1. Vazquez JA, et al. Stable phenotypic resistance of Candida species to amphotericin B conferred by preexposure to subinhibitory levels of azoles. J Clin Microbiol. 1998;36:2690-2695.
2. Scheven M, Schwegler F. Antagonistic interactions between amphotericin B with yeasts depend on azole lipophilia for special test conditions in vitro. Antimicrob Agents Chemother. 1995;39:1779-1783.
3. Sugar AM, Liu XP. Interactions of itraconazole with amphotericin B in the treatment of murine invasive candidiasis. J Infect Dis. 1998;177:1660-1663.
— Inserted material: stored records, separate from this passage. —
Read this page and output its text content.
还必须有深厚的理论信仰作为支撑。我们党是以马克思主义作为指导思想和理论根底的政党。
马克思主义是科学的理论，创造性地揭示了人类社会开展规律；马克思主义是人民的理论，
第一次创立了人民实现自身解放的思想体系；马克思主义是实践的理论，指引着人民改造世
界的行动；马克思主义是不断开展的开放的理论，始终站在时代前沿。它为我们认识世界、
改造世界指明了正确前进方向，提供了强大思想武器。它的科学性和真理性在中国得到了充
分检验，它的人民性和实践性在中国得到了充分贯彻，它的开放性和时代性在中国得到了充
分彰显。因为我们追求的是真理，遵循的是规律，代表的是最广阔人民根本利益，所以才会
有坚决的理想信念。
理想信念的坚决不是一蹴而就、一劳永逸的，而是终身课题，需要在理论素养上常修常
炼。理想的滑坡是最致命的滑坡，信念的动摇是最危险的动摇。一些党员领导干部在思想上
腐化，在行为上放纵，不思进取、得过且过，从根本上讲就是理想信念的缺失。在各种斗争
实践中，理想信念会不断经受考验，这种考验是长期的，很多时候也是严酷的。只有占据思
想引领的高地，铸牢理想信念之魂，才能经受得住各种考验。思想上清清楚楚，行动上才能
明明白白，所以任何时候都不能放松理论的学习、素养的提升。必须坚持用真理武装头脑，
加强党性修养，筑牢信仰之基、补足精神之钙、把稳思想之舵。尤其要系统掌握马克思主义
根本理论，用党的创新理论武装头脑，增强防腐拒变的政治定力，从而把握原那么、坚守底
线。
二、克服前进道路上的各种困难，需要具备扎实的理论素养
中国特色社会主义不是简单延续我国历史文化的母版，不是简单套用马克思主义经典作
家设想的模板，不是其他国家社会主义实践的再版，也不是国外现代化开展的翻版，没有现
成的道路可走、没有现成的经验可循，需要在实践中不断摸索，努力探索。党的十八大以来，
4. Kontoyiannis DP, et al. Itraconazole-amphhotericin B antagonism in Aspergillus fumigatus: An E-test-based strategy. Antimicrob Agents Chemother. 2000;44: 2915-2918.
5. Schmitt HJ, et al. Combination therapy in a model of pulmonary aspergillosis. Mycoses. 1991;34:281-285.
6. Schaffner A, Bohler A. Amphotericin B refractory aspergillosis after itraconazole: Evidence for significant antagonism. Mycoses. 1993;36:421-424.
7. Denning DW, et al. In vitro susceptibility and synergy studies of Aspergillus species to conventional and new agents. Diagn Microbiol Infect Dis. 1992;15:21-34.